Asked by the HSE barrister if A’s behaviour indicated exposure to sexual abuse, she said some of it did, but other elements of his behaviour, like barking like a dog, licking people etc, did not necessarily indicate abuse. That was why there was a need for a psychological assessment.

She said C, the third child, was a very pleasant girl. She said she loved her family and worried about her parents’ feelings being hurt. She said she had friends on the site and a lot of the children were hurt. She was thriving in foster care. Her foster parents were very involved in youth work and had a number of former foster children who came back regularly and she was interested in seeing how that was working. She needed an educational assessment and might need extra tuition. The allegations from other people that she had been sexually abused needed to be explored.

The GAL took issue with the social worker’s interpretation of the behaviour of the parents during access. There were six adults present, including four professionals, and seven children ranging in age from one year to 15. Both parents are soft-spoken and the children are very active, she said. In the 60 minutes’ access each parent managed to pay attention to each child, and it all happened in a calm, relaxed manner. Referring to the remark that the parents had not moved from their chairs, she said this was not an essential component of parenting. In life in a small trailer with a lot of people there would be no room to play on the floor.

It was necessary to identify areas of the parents’ strengths which they needed to build on. The report stated that “attachment between the children and parents is insecure and disorganised”, which was very serious. “I am not sure how that diagnosis was arrived at. If accurate, it has implications for [the children’s] mental health. It appears to me the youngest child has formed secure attachment to the foster parents. If so, that can be transferred to the mother.”

Having heard the father’s evidence to the court, she said she would be very concerned that he did not understand the process, what was involved, and what the concerns were. “I can’t rule out that the parents can rectify the deficits in their parenting, especially for the youngest children. I am not recommending the children go home at this point in time.”

She said she recommended Care Orders for a year for the younger children.

She told the parents’ barrister that she was very familiar with the model used by the HSE for parenting capacity assessment, as she was part of the team in the UK that had piloted it. It was not being used here in accordance with the practice guidelines. “It is hugely undermined as a result,” she said.

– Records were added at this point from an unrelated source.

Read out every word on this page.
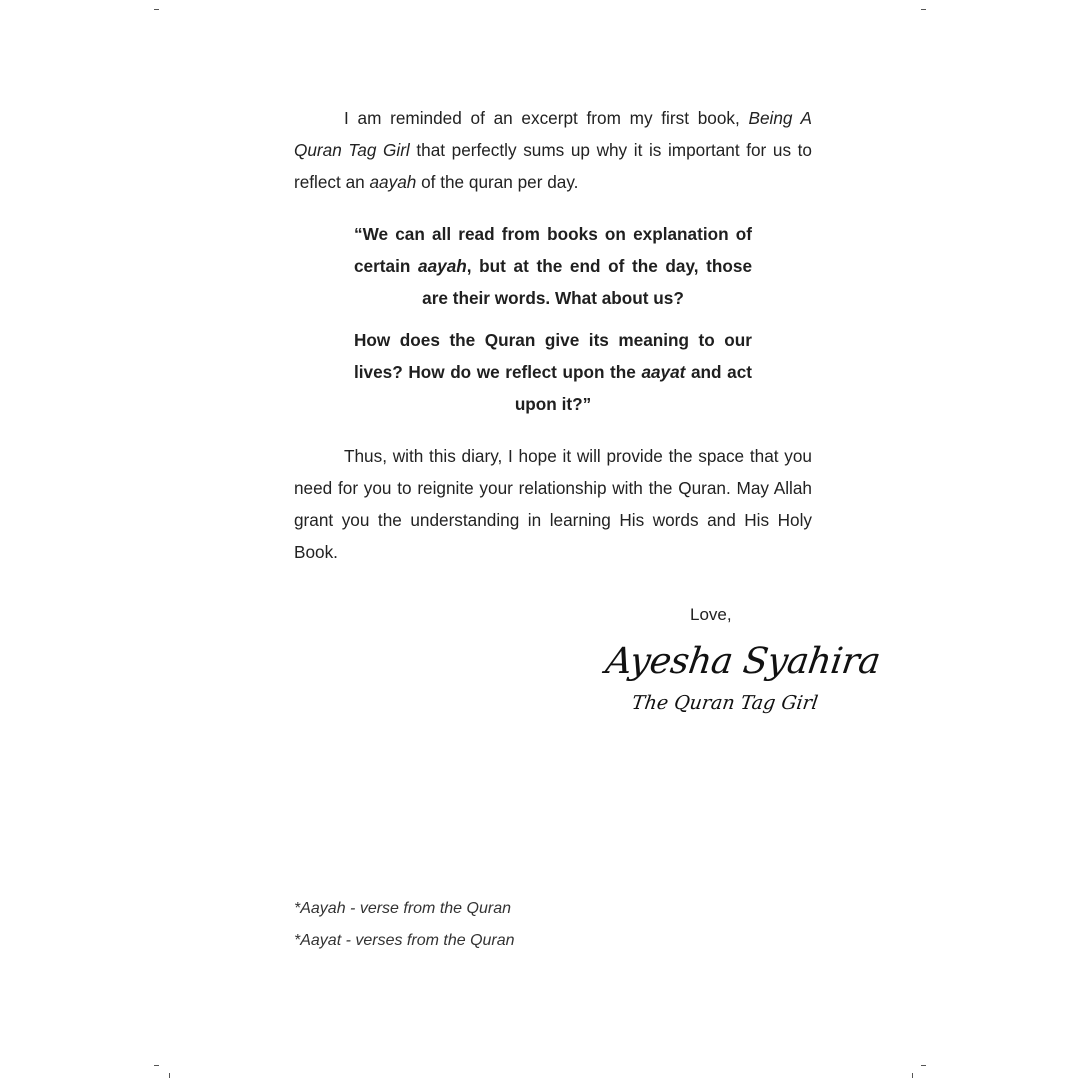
I am reminded of an excerpt from my first book, Being A Quran Tag Girl that perfectly sums up why it is important for us to reflect an aayah of the quran per day.

“We can all read from books on explanation of certain aayah, but at the end of the day, those are their words. What about us?

How does the Quran give its meaning to our lives? How do we reflect upon the aayat and act upon it?”

Thus, with this diary, I hope it will provide the space that you need for you to reignite your relationship with the Quran. May Allah grant you the understanding in learning His words and His Holy Book.

Love,
Ayesha Syahira
The Quran Tag Girl

*Aayah - verse from the Quran

*Aayat - verses from the Quran
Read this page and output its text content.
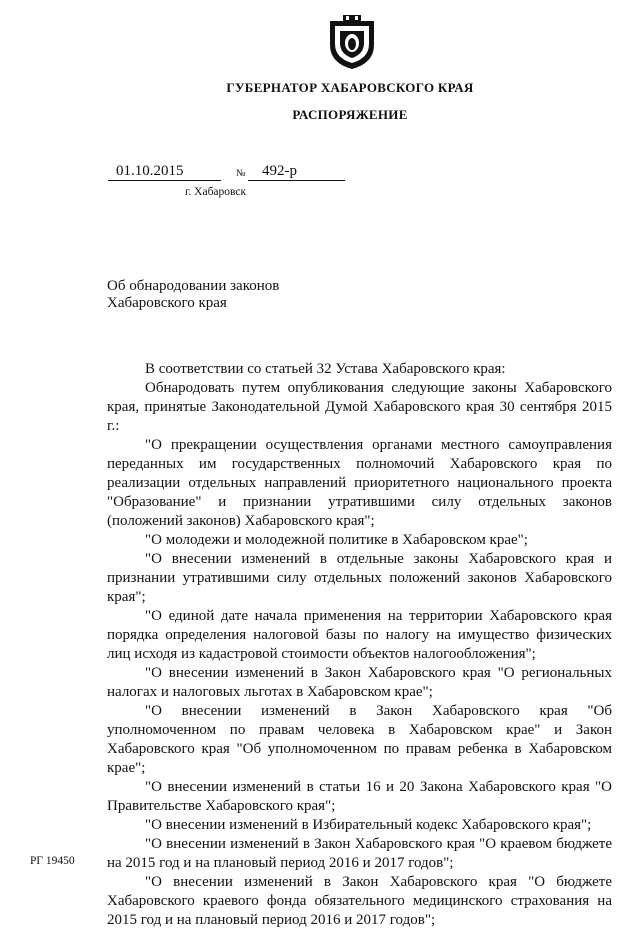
ГУБЕРНАТОР ХАБАРОВСКОГО КРАЯ
РАСПОРЯЖЕНИЕ
01.10.2015	№	492-р
г. Хабаровск
Об обнародовании законов
Хабаровского края

В соответствии со статьей 32 Устава Хабаровского края:

Обнародовать путем опубликования следующие законы Хабаровского края, принятые Законодательной Думой Хабаровского края 30 сентября 2015 г.:

"О прекращении осуществления органами местного самоуправления переданных им государственных полномочий Хабаровского края по реализации отдельных направлений приоритетного национального проекта "Образование" и признании утратившими силу отдельных законов (положений законов) Хабаровского края";

"О молодежи и молодежной политике в Хабаровском крае";

"О внесении изменений в отдельные законы Хабаровского края и признании утратившими силу отдельных положений законов Хабаровского края";

"О единой дате начала применения на территории Хабаровского края порядка определения налоговой базы по налогу на имущество физических лиц исходя из кадастровой стоимости объектов налогообложения";

"О внесении изменений в Закон Хабаровского края "О региональных налогах и налоговых льготах в Хабаровском крае";

"О внесении изменений в Закон Хабаровского края "Об уполномоченном по правам человека в Хабаровском крае" и Закон Хабаровского края "Об уполномоченном по правам ребенка в Хабаровском крае";

"О внесении изменений в статьи 16 и 20 Закона Хабаровского края "О Правительстве Хабаровского края";

"О внесении изменений в Избирательный кодекс Хабаровского края";

"О внесении изменений в Закон Хабаровского края "О краевом бюджете на 2015 год и на плановый период 2016 и 2017 годов";

"О внесении изменений в Закон Хабаровского края "О бюджете Хабаровского краевого фонда обязательного медицинского страхования на 2015 год и на плановый период 2016 и 2017 годов";

РГ 19450
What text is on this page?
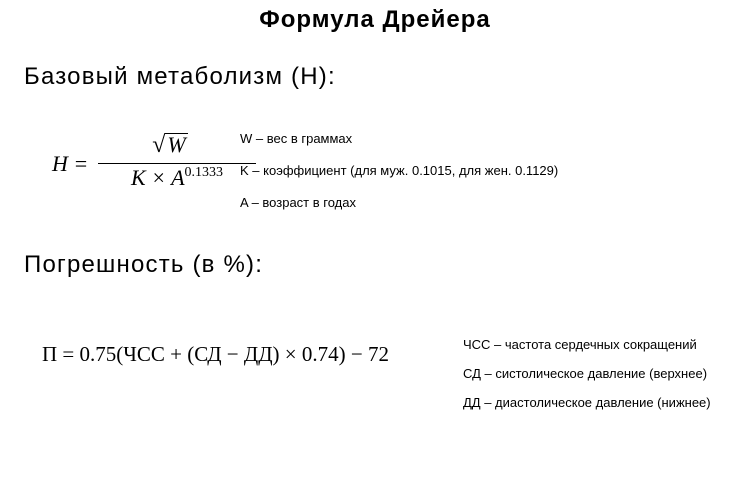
Формула Дрейера
Базовый метаболизм (Н):
H =
√W
$K \times A^{0.1333}$
W – вес в граммах
K – коэффициент (для муж. 0.1015, для жен. 0.1129)
A – возраст в годах
Погрешность (в %):
П = 0.75(ЧСС + (СД − ДД) × 0.74) − 72	ЧСС – частота сердечных сокращений
СД – систолическое давление (верхнее)
ДД – диастолическое давление (нижнее)
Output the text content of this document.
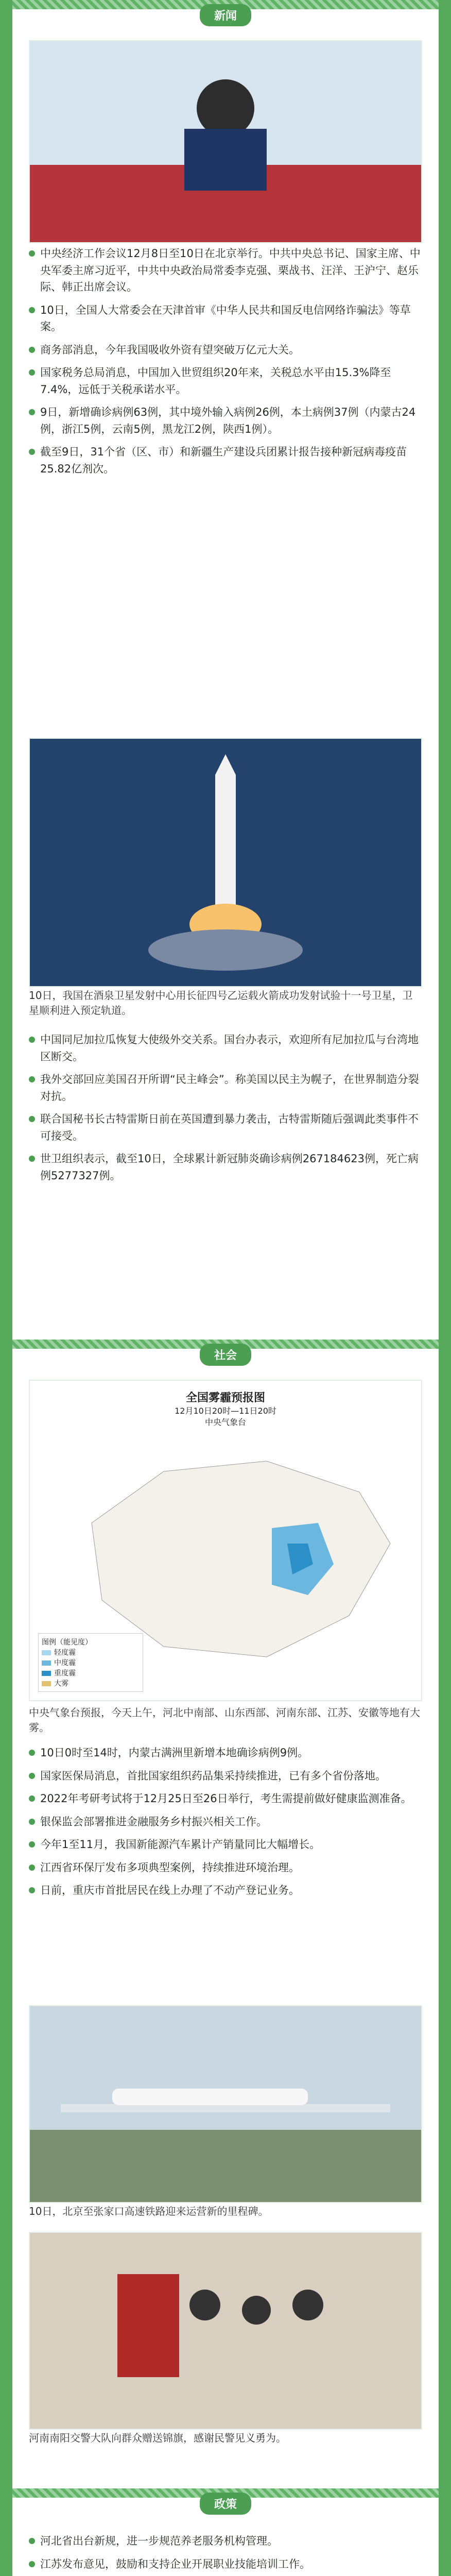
新闻
中央经济工作会议12月8日至10日在北京举行。中共中央总书记、国家主席、中央军委主席习近平，中共中央政治局常委李克强、栗战书、汪洋、王沪宁、赵乐际、韩正出席会议。
10日，全国人大常委会在天津首审《中华人民共和国反电信网络诈骗法》等草案。
商务部消息，今年我国吸收外资有望突破万亿元大关。
国家税务总局消息，中国加入世贸组织20年来，关税总水平由15.3%降至7.4%，远低于关税承诺水平。
9日，新增确诊病例63例，其中境外输入病例26例，本土病例37例（内蒙古24例，浙江5例，云南5例，黑龙江2例，陕西1例）。
截至9日，31个省（区、市）和新疆生产建设兵团累计报告接种新冠病毒疫苗25.82亿剂次。
10日，我国在酒泉卫星发射中心用长征四号乙运载火箭成功发射试验十一号卫星，卫星顺利进入预定轨道。
中国同尼加拉瓜恢复大使级外交关系。国台办表示，欢迎所有尼加拉瓜与台湾地区断交。
我外交部回应美国召开所谓“民主峰会”。称美国以民主为幌子，在世界制造分裂对抗。
联合国秘书长古特雷斯日前在英国遭到暴力袭击，古特雷斯随后强调此类事件不可接受。
世卫组织表示，截至10日，全球累计新冠肺炎确诊病例267184623例，死亡病例5277327例。
社会
全国雾霾预报图
12月10日20时—11日20时
中央气象台
图例（能见度）
轻度霾
中度霾
重度霾
大雾
中央气象台预报，今天上午，河北中南部、山东西部、河南东部、江苏、安徽等地有大雾。
10日0时至14时，内蒙古满洲里新增本地确诊病例9例。
国家医保局消息，首批国家组织药品集采持续推进，已有多个省份落地。
2022年考研考试将于12月25日至26日举行，考生需提前做好健康监测准备。
银保监会部署推进金融服务乡村振兴相关工作。
今年1至11月，我国新能源汽车累计产销量同比大幅增长。
江西省环保厅发布多项典型案例，持续推进环境治理。
日前，重庆市首批居民在线上办理了不动产登记业务。
10日，北京至张家口高速铁路迎来运营新的里程碑。
河南南阳交警大队向群众赠送锦旗，感谢民警见义勇为。
政策
河北省出台新规，进一步规范养老服务机构管理。
江苏发布意见，鼓励和支持企业开展职业技能培训工作。
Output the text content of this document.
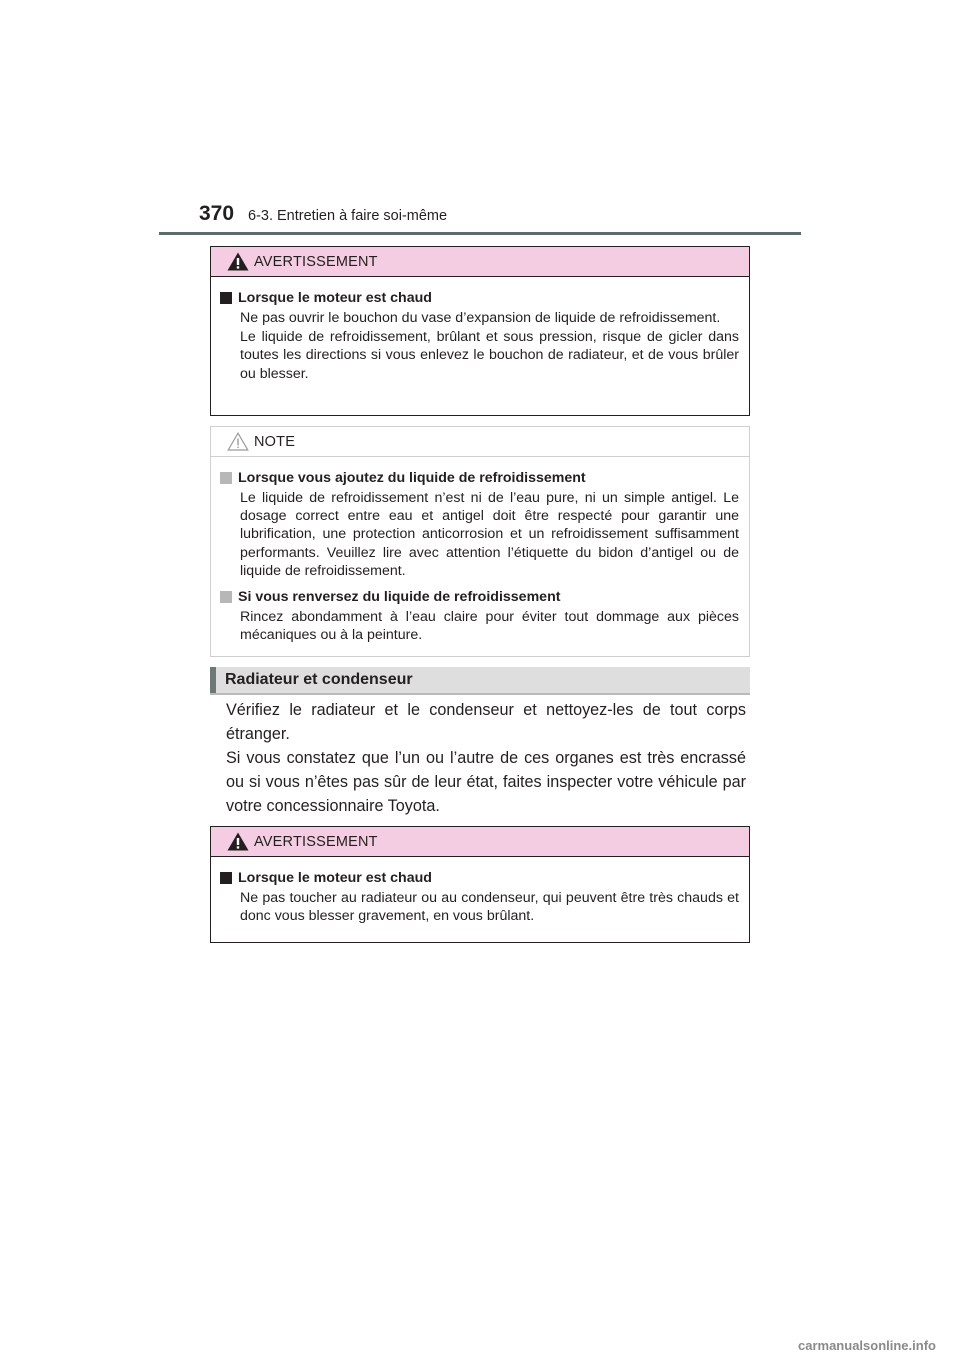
370 6-3. Entretien à faire soi-même
AVERTISSEMENT
Lorsque le moteur est chaud
Ne pas ouvrir le bouchon du vase d’expansion de liquide de refroidissement.
Le liquide de refroidissement, brûlant et sous pression, risque de gicler dans toutes les directions si vous enlevez le bouchon de radiateur, et de vous brûler ou blesser.
NOTE
Lorsque vous ajoutez du liquide de refroidissement
Le liquide de refroidissement n’est ni de l’eau pure, ni un simple antigel. Le dosage correct entre eau et antigel doit être respecté pour garantir une lubrification, une protection anticorrosion et un refroidissement suffisamment performants. Veuillez lire avec attention l’étiquette du bidon d’antigel ou de liquide de refroidissement.
Si vous renversez du liquide de refroidissement
Rincez abondamment à l’eau claire pour éviter tout dommage aux pièces mécaniques ou à la peinture.
Radiateur et condenseur
Vérifiez le radiateur et le condenseur et nettoyez-les de tout corps étranger.
Si vous constatez que l’un ou l’autre de ces organes est très encrassé ou si vous n’êtes pas sûr de leur état, faites inspecter votre véhicule par votre concessionnaire Toyota.
AVERTISSEMENT
Lorsque le moteur est chaud
Ne pas toucher au radiateur ou au condenseur, qui peuvent être très chauds et donc vous blesser gravement, en vous brûlant.
carmanualsonline.info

“The court has to make a proportionate order. We have a legal obligation to make the least intrusive intervention possible,” she said.

A second GAL, who represented some of the other boys in the family, said there had been a recommendation of a cognitive assessment of the parents six months earlier, but this had not happened. It would have been helpful if it took place before the parental assessment. The children needed psychological assessments and the two younger boys seemed to need some therapeutic support.

Asked by the HSE barrister if she agreed that all the basics – health, nutrition, education and hygiene – were significantly sub-standard when the children were taken into care, she replied: “Yes.”

Making Care Orders for one year with conditions for the seven younger children, including assessments for both the parents and the children, and until he was 18 for A, the judge said he would give written judgments at a later date.